Christ also seemed to have a pretty good handle on comedy. He preached radical concepts about the nature of the universe and the meaning of life to strict, Orthodox Jews in the old, old country, so he had to have some jokes flying to help hold their attention if he ever hoped to win the crowd over to his way of thinking.

Whenever I think of his witty parables, like the one about the carpenters looking for sawdust in each others eyes, I hear them delivered with much better timing than most priests and ministers are capable of. And that time he tells John he could see his house from up on the cross – hilarious! I’m not sure which Gospel that one’s from, but it always kills me.

Also, being Jewish himself, Christ would’ve been able to pepper his sermons with Yiddish, which everyone knows is the funniest language on earth. Take away words like shelp, shmuck and shnorrer and Mel Brooks would just sound like a grumpy old man, but in the hands of a skilled orator like Jesus, these words could be used humorously to easily defuse any tense situation. I can just hear Christ now, being betrayed in the garden of Gethsemane: “Oy, are you meshugeh, Judas? Why would you want to put the kibosh on the Kingdom of Heaven, you putz?”

In my head, Jesus sounds a lot like Jackie Mason. I also imagine he said lots of funny things that were edited out of the Bible to save room, like this zippy one-liner possibly delivered from the cross: “Centurion, come quick, there’s been a terrible mistake! When I booked these accommodations I was promised an ocean view. An ocean view!”

The Obligatory Gun-to-my-Head Scenario

I have this recurring nightmare where my faculty adviser tracks me down again and forces me to finally pick a religion. I guess if that ever happens in real life, I’d have to go with Judaism. I have no idea if that’s even possible without a family connection, but if someone has a gun to my head, that’s what I’ll pick.

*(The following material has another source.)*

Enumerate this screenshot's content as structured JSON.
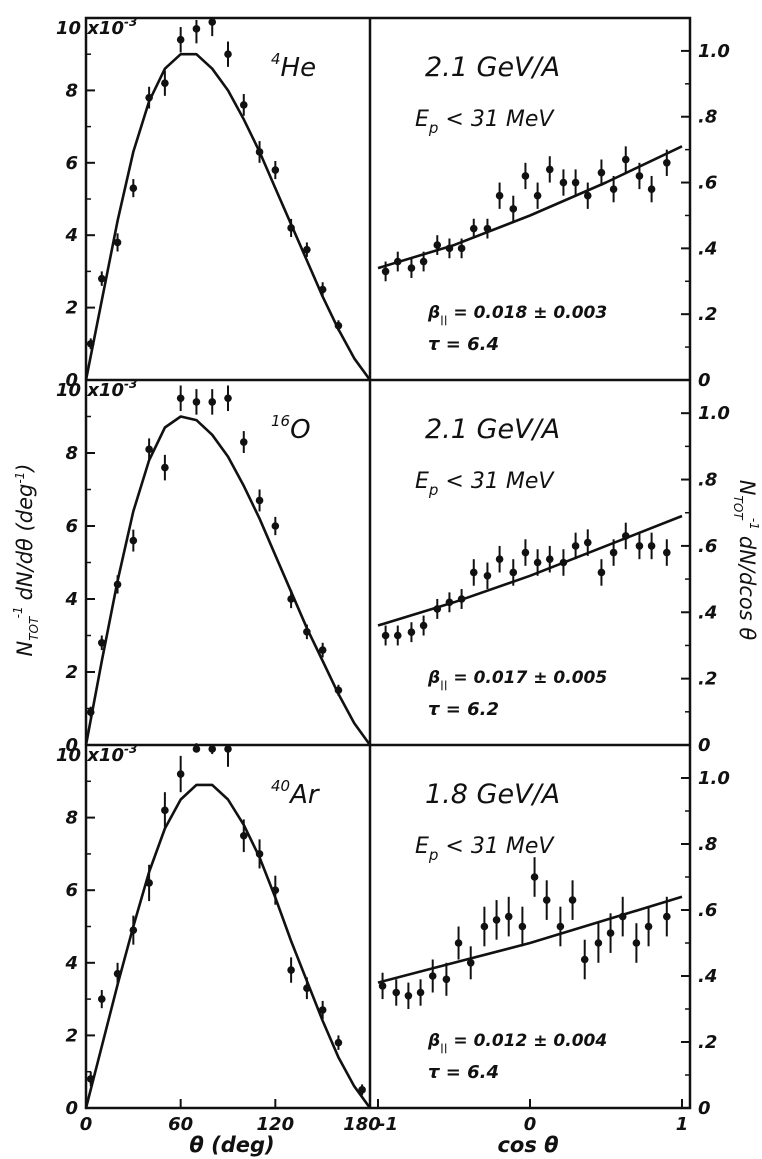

One plus would be that their Sabbath is on Saturday, so I could still enjoy the lighter shopping traffic on Sunday mornings that the atheists, agnostics, undeclared, lapsed and lazy already take advantage of while devout Christians are busy in worship.

Another plus would be that Jewish services are in Hebrew, a language I don’t know, so I could just let the words spill over me without having to really pay attention or feel like I was being lectured to. Also, the service is mostly sung, so if we had a really good cantor it would like a free concert every week.

I’m not sure how long I’d have to wait before I could start using Yiddish myself, though. Perhaps I’d need a Bar Mitzvah first.

Now the downside of my conversion, of course, would be keeping kosher. Giving up pork and seafood would be tough. I loves me some abominations! Why is it that the food of the hell-bound is the tastiest?

Fortunately, I know there’s an underground movement of Jews who dig on swine and shellfish from time to time. I’ve dined in their homes, and I’ve heard them exclaim with glee, between mouthfuls of baby back ribs, faces smeared with barbecue sauce: “We have got to have you gentiles over more often!”

And, as luck would have it, I’m already circumcised. I’m old, and that’s just what people did back in those days; they mutilated their children’s genitals without any consideration for how the kids would feel about it once they were old enough to possibly give informed consent, which they would never give because apparently the foreskin in a hyper-sensitive amusement park of pleasure of which I’ll never have first-hand knowledge. But hey, I digress, so let’s let bygones be bygones.

I’ve had a foreskinectomy, but it’s not a kosher cut, so maybe I’d need a rabbi to bless my shwantz or something; I don’t know. Just so long as no one comes at me with a knife, I’m cool with pretty much anything. As I’ve said before, I’m still making my peace with the last time someone did that. Honestly, if you want your newborn son to grow up with trust issues, just wait three days and pass him off to some old guy in a mask with a scalpel. That’ll do the trick.